24.8.16

Suéltate


La tigresa ha cuidado al cachorro durante muchos días, primero lamiéndolo y amamantándolo, luego llevándole piezas muertas cazadas para él, después enseñándole a acechar y perseguir. Esto último es un juego divertido pero exige paciencia y atención, y no siempre se gana. Finalmente el cachorro, inducido y vigilado por su madre, lo ha intentado solo. Y ha conseguido atrapar un lagarto. Entre tanto ha ido creciendo su cuerpo, le han salido los dientes definitivos, le han brotado las garras…

Un día el cachorro, bajo la mirada de la tigresa, logra cazar un conejo. Orgullosamente se vuelve para enseñárselo a su madre, pero de pronto ella no está. Sobrecogido, con el conejo en la boca, la busca ávidamente durante varias horas. (¿Por qué se ha ido?, ¿por qué me ha abandonado? Es verdad que me he alejado más que otras veces pero ¿no debía estar ella ahí, como siempre, esperándome?) Por fin se resigna y, como tiene hambre, mastica su presa.

En lo sucesivo tendrá que ir por libre, cazar y caminar solo.

Sucede en un mes sin nombre de un año sin número. La especie humana todavía no existe, de modo que en la Tierra aún no hay palabras para decir “hijo”, “adultez”, “separación”.

7.8.16

Los que van a morir


Noche en las trincheras. Poco más de cien metros separan ambas. En cada una hay soldados de un bando. “Tregua de fumar”, gritan desde una, y los de la otra trinchera aceptan: “tregua de fumar”, confirman. Es agosto de 1938 y en un lugar de España, bajo el cielo estrellado, se encienden pequeñas luces rojas. Cerillas, cigarros. Los que van a morir necesitan fumar. Tras cada lucecilla hay una boca fumando, una cabeza, pero nadie les dispara. Quien lo hiciera sería un cretino, repudiado por sus propios compañeros. La batalla será mañana, con claridad diurna, para intentar tomar las posiciones enemigas. De pronto, inesperadamente alguien grita “¿Por qué obedecemos?, ¿por qué nos sometemos?”.

Desde la otra trinchera se oye bien, y el eco lo amplifica. Lo oyen también los que no están de guardia, los que inútilmente intentan dormir. Durante unos segundos los grillos callan. Luego reanudan el roce de sus élitros y con ellos parecen repetir “¿Por qué obedecemos?, ¿por qué nos sometemos?”.

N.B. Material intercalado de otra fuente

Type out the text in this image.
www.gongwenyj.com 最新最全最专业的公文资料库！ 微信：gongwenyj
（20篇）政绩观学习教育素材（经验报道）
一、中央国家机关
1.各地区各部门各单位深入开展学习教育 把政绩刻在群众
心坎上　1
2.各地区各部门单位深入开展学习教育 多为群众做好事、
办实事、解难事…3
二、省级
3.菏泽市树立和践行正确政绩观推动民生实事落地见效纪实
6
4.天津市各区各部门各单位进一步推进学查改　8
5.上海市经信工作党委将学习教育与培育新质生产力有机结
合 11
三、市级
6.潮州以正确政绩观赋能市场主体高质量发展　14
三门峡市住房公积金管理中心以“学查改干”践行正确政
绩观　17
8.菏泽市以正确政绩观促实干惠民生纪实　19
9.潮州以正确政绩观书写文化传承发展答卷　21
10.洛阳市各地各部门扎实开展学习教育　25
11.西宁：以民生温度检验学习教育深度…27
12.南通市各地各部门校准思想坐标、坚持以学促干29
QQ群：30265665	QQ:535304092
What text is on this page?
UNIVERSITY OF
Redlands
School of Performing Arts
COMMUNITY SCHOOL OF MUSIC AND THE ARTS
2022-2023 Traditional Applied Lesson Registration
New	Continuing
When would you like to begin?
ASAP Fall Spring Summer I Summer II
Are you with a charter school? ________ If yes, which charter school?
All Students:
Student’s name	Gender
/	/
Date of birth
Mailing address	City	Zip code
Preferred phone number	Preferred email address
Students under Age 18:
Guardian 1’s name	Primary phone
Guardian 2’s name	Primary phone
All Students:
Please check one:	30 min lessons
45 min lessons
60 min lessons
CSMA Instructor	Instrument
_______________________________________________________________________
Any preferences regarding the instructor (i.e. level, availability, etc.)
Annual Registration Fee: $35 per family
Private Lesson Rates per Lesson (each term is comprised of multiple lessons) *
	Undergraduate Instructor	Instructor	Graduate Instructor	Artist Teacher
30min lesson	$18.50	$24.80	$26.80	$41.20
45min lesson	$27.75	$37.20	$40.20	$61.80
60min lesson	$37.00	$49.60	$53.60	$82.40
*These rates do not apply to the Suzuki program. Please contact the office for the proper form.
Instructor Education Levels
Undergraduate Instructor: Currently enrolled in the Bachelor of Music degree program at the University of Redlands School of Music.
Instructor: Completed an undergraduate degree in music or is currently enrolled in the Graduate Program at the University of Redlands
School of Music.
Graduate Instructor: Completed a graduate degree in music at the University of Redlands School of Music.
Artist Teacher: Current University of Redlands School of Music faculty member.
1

La pregunta queda en pie. Pasan las horas y nadie responde. Pero las palabras no se pierden en la noche.

“Sí -piensan los soldados-, igual que hemos acordado la ‘tregua de fumar’ podríamos convenir que nadie ataque, irnos de aquí, volver cada uno a su pueblo con su mujer y sus hijos, con su vida… ¿Pero qué pasaría? Nos formarían un consejo de guerra en cada bando, nos fusilarían por deserción. Claro que si el acuerdo fuera entre los mandos, o entre los superiores de ellos…, entonces no habría nadie que apriete el gatillo, nadie dispuesto a fusilar a nadie… ¿Y por qué no es así?”.

Por la mañana en la batalla los corazones laten fuerte, redoblan, martillean (algunos hasta apagarse) “¿Por qué obedecemos?, ¿por qué nos sometemos?”.